While I certainly would welcome more critical and detailed
reviews, as well as more efforts to place the music in a larger
social/political context, I think it's easy to understand why such efforts
are rare.
Techno/IDM (or the blanket label of your choice) is essentially
silly music. The emotional range and complexity of ideas expressed is
pathetic compared to most other genres of music. Even at its best, I
consider this stuff to be sort of a guilty pleasure and nothing more than
pleasant ear candy. Raves began as an essentially anti-intellectual
hedonistic experience, and the music still reflects this origin. I expect
that the music will gradually evolve into something a bit more challenging
and thought provoking, but its most serious practioners right now just
come off as cyber-stupid keyboard nerds. The trend to watch is the
abandonment of that clumsy crutch of a dance beat. The essence of the
music is rhythm and the important innovations will be rhythmic and tonal.
The next person to use synthesized strings ought to be punched.

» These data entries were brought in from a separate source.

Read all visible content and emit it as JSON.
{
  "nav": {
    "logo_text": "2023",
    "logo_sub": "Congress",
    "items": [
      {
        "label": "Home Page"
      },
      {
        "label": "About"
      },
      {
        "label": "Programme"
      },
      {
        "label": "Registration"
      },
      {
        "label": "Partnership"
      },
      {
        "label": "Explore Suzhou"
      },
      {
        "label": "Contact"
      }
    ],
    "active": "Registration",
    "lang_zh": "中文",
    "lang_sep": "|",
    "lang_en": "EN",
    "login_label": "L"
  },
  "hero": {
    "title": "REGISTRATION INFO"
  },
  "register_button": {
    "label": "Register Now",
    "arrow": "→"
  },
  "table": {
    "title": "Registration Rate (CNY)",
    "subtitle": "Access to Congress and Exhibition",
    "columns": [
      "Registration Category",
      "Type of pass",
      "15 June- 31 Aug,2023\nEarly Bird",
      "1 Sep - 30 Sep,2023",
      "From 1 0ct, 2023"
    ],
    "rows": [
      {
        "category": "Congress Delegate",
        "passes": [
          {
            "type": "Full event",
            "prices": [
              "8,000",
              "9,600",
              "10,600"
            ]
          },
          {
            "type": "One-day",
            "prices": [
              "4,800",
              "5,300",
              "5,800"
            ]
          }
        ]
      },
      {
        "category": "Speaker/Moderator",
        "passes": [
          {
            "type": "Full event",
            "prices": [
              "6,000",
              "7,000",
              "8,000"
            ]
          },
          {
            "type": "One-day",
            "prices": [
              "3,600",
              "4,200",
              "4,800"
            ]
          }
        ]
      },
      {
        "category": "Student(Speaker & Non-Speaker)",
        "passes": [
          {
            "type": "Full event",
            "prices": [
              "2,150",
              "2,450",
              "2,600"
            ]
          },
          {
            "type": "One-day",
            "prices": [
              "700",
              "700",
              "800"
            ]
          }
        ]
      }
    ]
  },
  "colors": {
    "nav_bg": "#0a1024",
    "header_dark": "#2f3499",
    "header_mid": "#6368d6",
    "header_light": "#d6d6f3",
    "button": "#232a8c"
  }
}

On the other hand, the last thing I want is to encourage another
generation of arrogant, pseudo-intellectual, parasitic academic music
critics. All art critics are essentially parasites, and their only value
lies in their ability to help a consumer make somewhat informed decisions
about their purchases. The pretentiousness of critics who think that
their work has some intrinsic intellectual value is nauseating.
And again, I can't imagine any way that this music could acquire
any kind of political content without some pompous bellowing Bono or
Johnny Rotten lumped over the beats. I am extremely suspicious of the
idea that music and politics make effective partners, and I think the most
prominent examples of politically charged music are completely
unconvincing (60's protest rock, punk, Bono and Midnight Oil). Music is
a language of emotion and is political to the extent that the emotions it
expresses are shared by any group. Isn't this enough?